For example if you are cadmium plating, you have quality problems, safety problems, environmental problems and security problems. Whatever process you use must reconcile these in a way which is tolerable to all stakeholders. What is the use of having a 'safety manager' chasing around a plating shop?
I suggest this problem has something to do with the human brain, in the same way we cannot look at two parts of Escher's drawings at the same time.
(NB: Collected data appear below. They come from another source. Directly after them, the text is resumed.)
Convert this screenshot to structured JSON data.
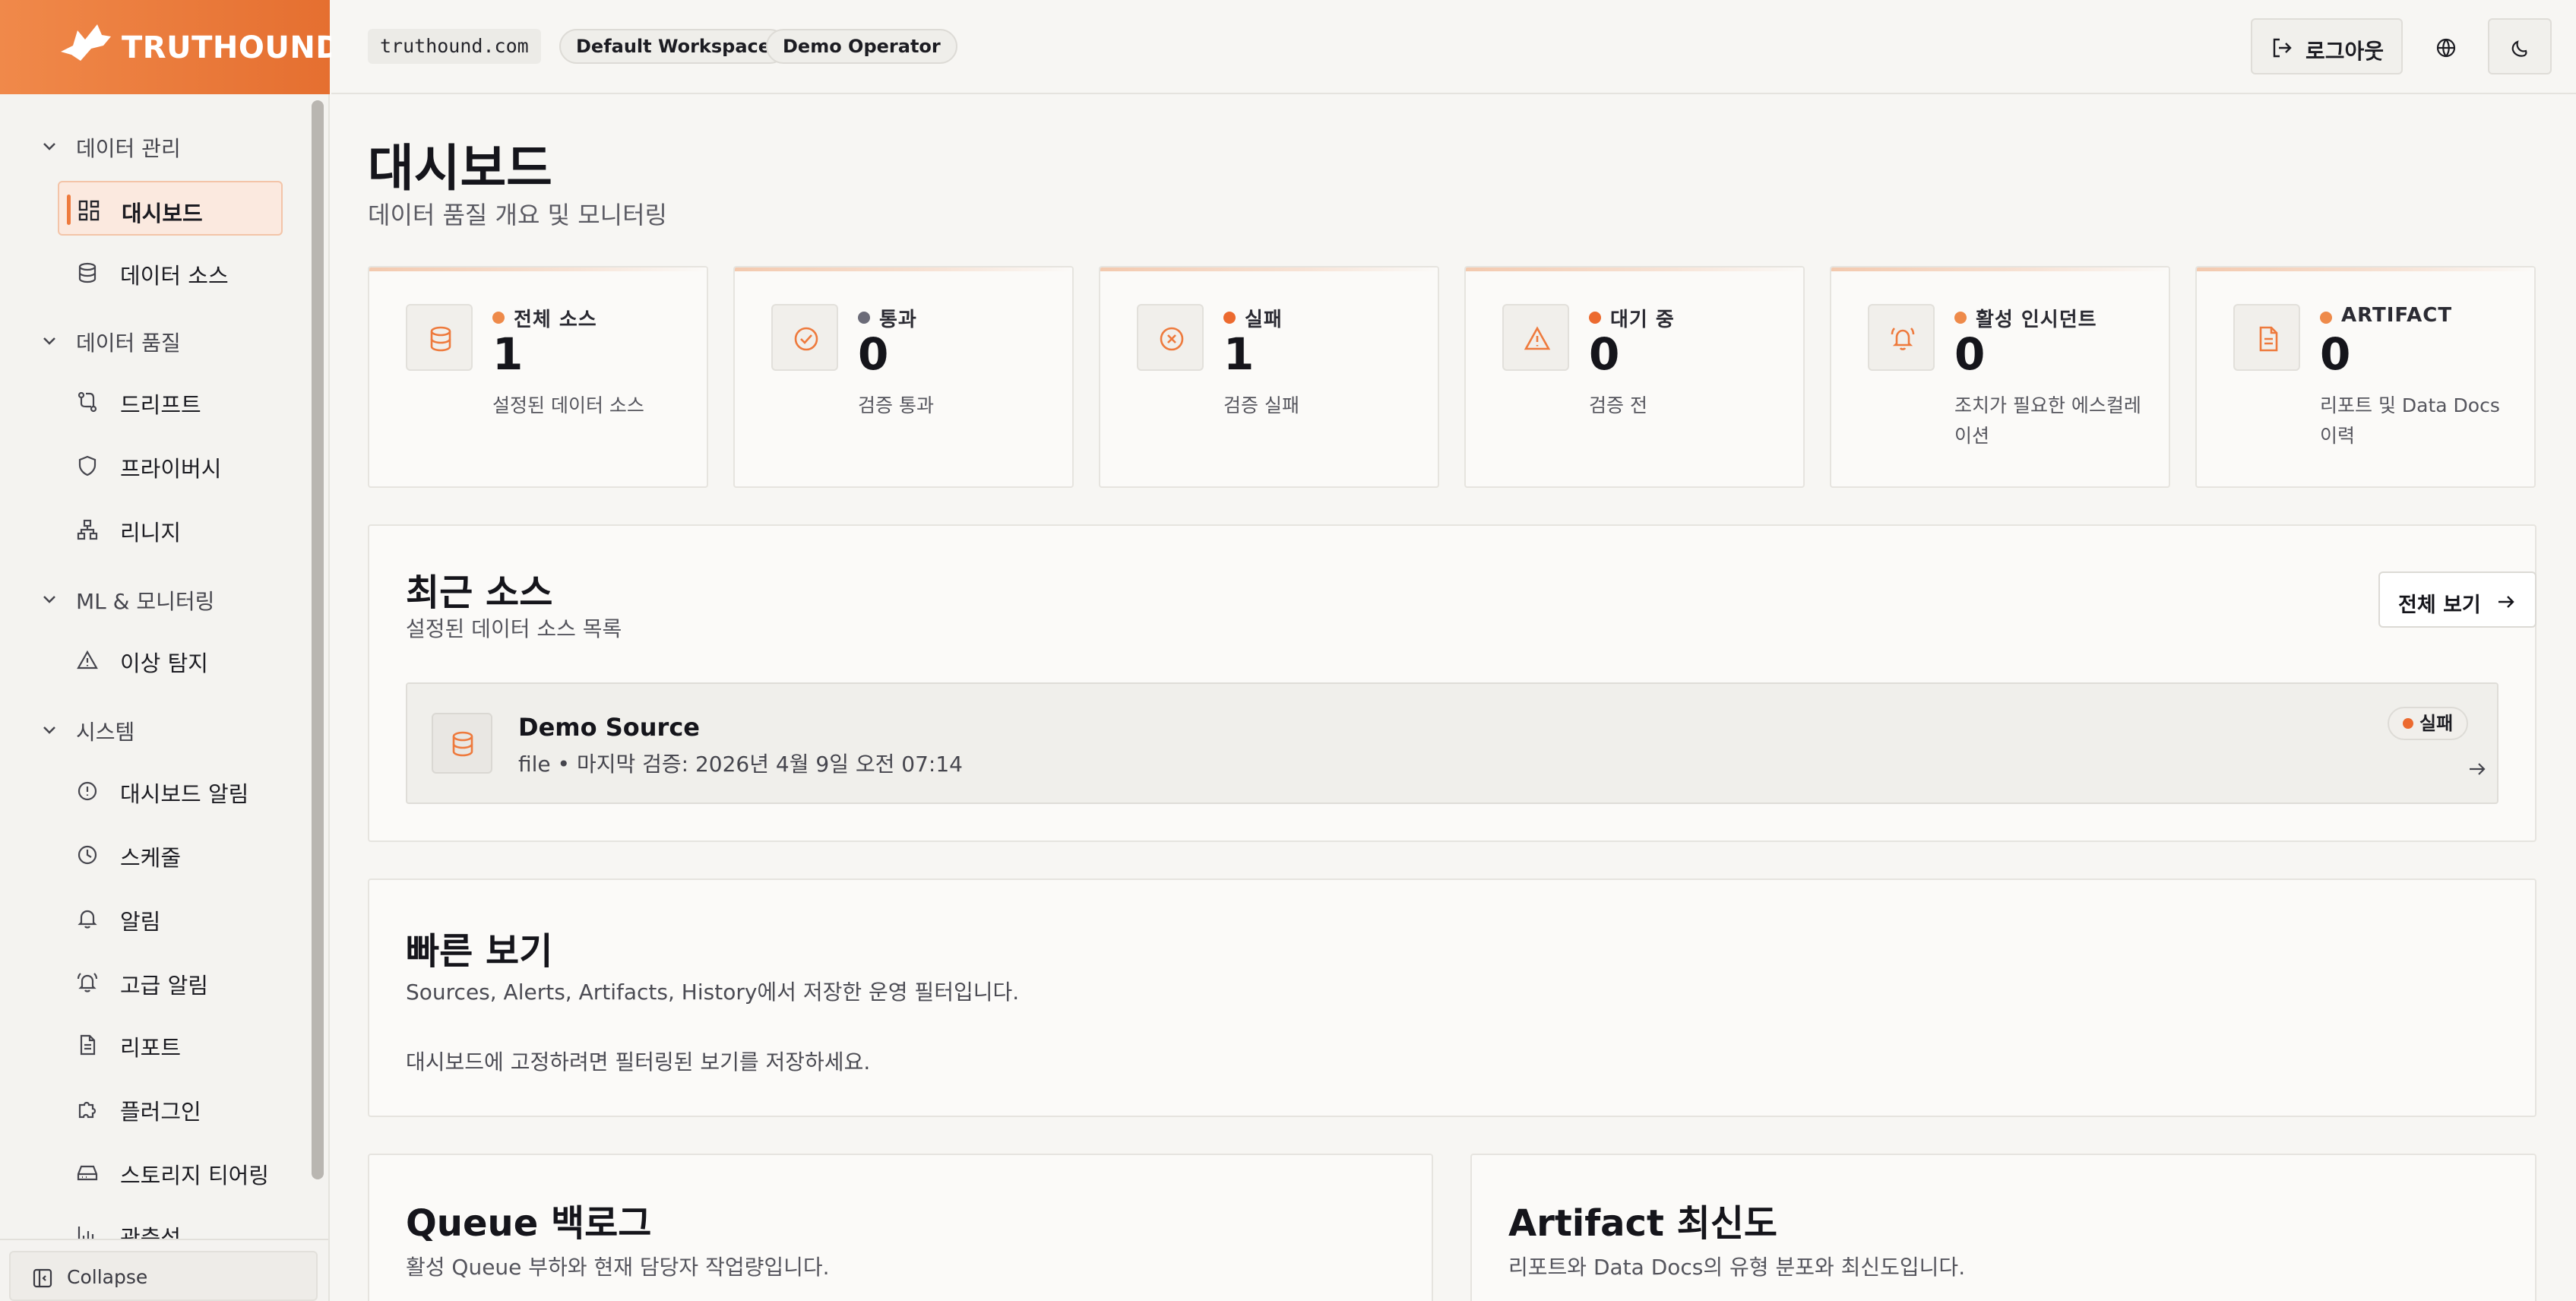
{
  "app": {
    "brand": "TRUTHOUND"
  },
  "header": {
    "domain": "truthound.com",
    "workspace": "Default Workspace",
    "operator": "Demo Operator",
    "logout_label": "로그아웃"
  },
  "sidebar": {
    "groups": [
      {
        "label": "데이터 관리"
      },
      {
        "label": "데이터 품질"
      },
      {
        "label": "ML & 모니터링"
      },
      {
        "label": "시스템"
      }
    ],
    "items": [
      {
        "label": "대시보드",
        "icon": "dashboard-icon",
        "active": true
      },
      {
        "label": "데이터 소스",
        "icon": "database-icon"
      },
      {
        "label": "드리프트",
        "icon": "drift-icon"
      },
      {
        "label": "프라이버시",
        "icon": "shield-icon"
      },
      {
        "label": "리니지",
        "icon": "lineage-icon"
      },
      {
        "label": "이상 탐지",
        "icon": "warning-icon"
      },
      {
        "label": "대시보드 알림",
        "icon": "alert-circle-icon"
      },
      {
        "label": "스케줄",
        "icon": "clock-icon"
      },
      {
        "label": "알림",
        "icon": "bell-icon"
      },
      {
        "label": "고급 알림",
        "icon": "bell-ring-icon"
      },
      {
        "label": "리포트",
        "icon": "file-icon"
      },
      {
        "label": "플러그인",
        "icon": "puzzle-icon"
      },
      {
        "label": "스토리지 티어링",
        "icon": "hard-drive-icon"
      },
      {
        "label": "관측성",
        "icon": "chart-icon"
      }
    ],
    "collapse_label": "Collapse"
  },
  "page": {
    "title": "대시보드",
    "subtitle": "데이터 품질 개요 및 모니터링"
  },
  "stats": [
    {
      "label": "전체 소스",
      "value": "1",
      "desc": "설정된 데이터 소스",
      "dot": "#ee8a4a",
      "icon": "database-icon"
    },
    {
      "label": "통과",
      "value": "0",
      "desc": "검증 통과",
      "dot": "#6b6b78",
      "icon": "check-circle-icon"
    },
    {
      "label": "실패",
      "value": "1",
      "desc": "검증 실패",
      "dot": "#ec6a2f",
      "icon": "x-circle-icon"
    },
    {
      "label": "대기 중",
      "value": "0",
      "desc": "검증 전",
      "dot": "#ec6a2f",
      "icon": "warning-icon"
    },
    {
      "label": "활성 인시던트",
      "value": "0",
      "desc": "조치가 필요한 에스컬레이션",
      "dot": "#ee8a4a",
      "icon": "bell-ring-icon"
    },
    {
      "label": "ARTIFACT",
      "value": "0",
      "desc": "리포트 및 Data Docs 이력",
      "dot": "#ee8a4a",
      "icon": "file-icon"
    }
  ],
  "recent": {
    "title": "최근 소스",
    "subtitle": "설정된 데이터 소스 목록",
    "view_all": "전체 보기",
    "source": {
      "name": "Demo Source",
      "meta": "file • 마지막 검증: 2026년 4월 9일 오전 07:14",
      "status": "실패"
    }
  },
  "quick": {
    "title": "빠른 보기",
    "subtitle": "Sources, Alerts, Artifacts, History에서 저장한 운영 필터입니다.",
    "empty": "대시보드에 고정하려면 필터링된 보기를 저장하세요."
  },
  "queue": {
    "title": "Queue 백로그",
    "subtitle": "활성 Queue 부하와 현재 담당자 작업량입니다."
  },
  "artifact": {
    "title": "Artifact 최신도",
    "subtitle": "리포트와 Data Docs의 유형 분포와 최신도입니다."
  },
  "colors": {
    "accent": "#ee7a3d",
    "brand_gradient_start": "#f0894a",
    "brand_gradient_end": "#e56f30",
    "failed": "#ec6a2f",
    "neutral": "#6b6b78"
  }
}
We don't seem to be able to see the 'big picture'.
Alan Cotterell 28th September 2000, 02:13 PM As far as the CEO is concerned, there are probably only two areas where he would probably be called to account - safety and environment.
You might ask the question - who would go to jail if we killed someone in the course of our business?
The CEO takes this risk in many companies, but many would not support the introduction of a Safety Management System into their business.
Quality risk is a lesser evil the realisation of the risk usually only results in nonpayment by a customer at worst. (Except in the case of Ford/Bridgestone/Firestone which might be a bit more interesting).
I suggest the only reason a CEO would not support introduction of documented management systems into a business is ignorance of the risks he is exposed to and what is offered by ISO9000 etc., or the yippee-ki-yo syndrome.
HOWEVER CEO'S SHOULD RESTRICT LIFE-THREATENING RISK-TAKING TO THEIR PERSONAL LIVES, and not extend it to the workplace and their employees or their customers.
SAFETY MANAGEMENT SYSTEMS HAVE A LOT TO RECOMMEND THEM!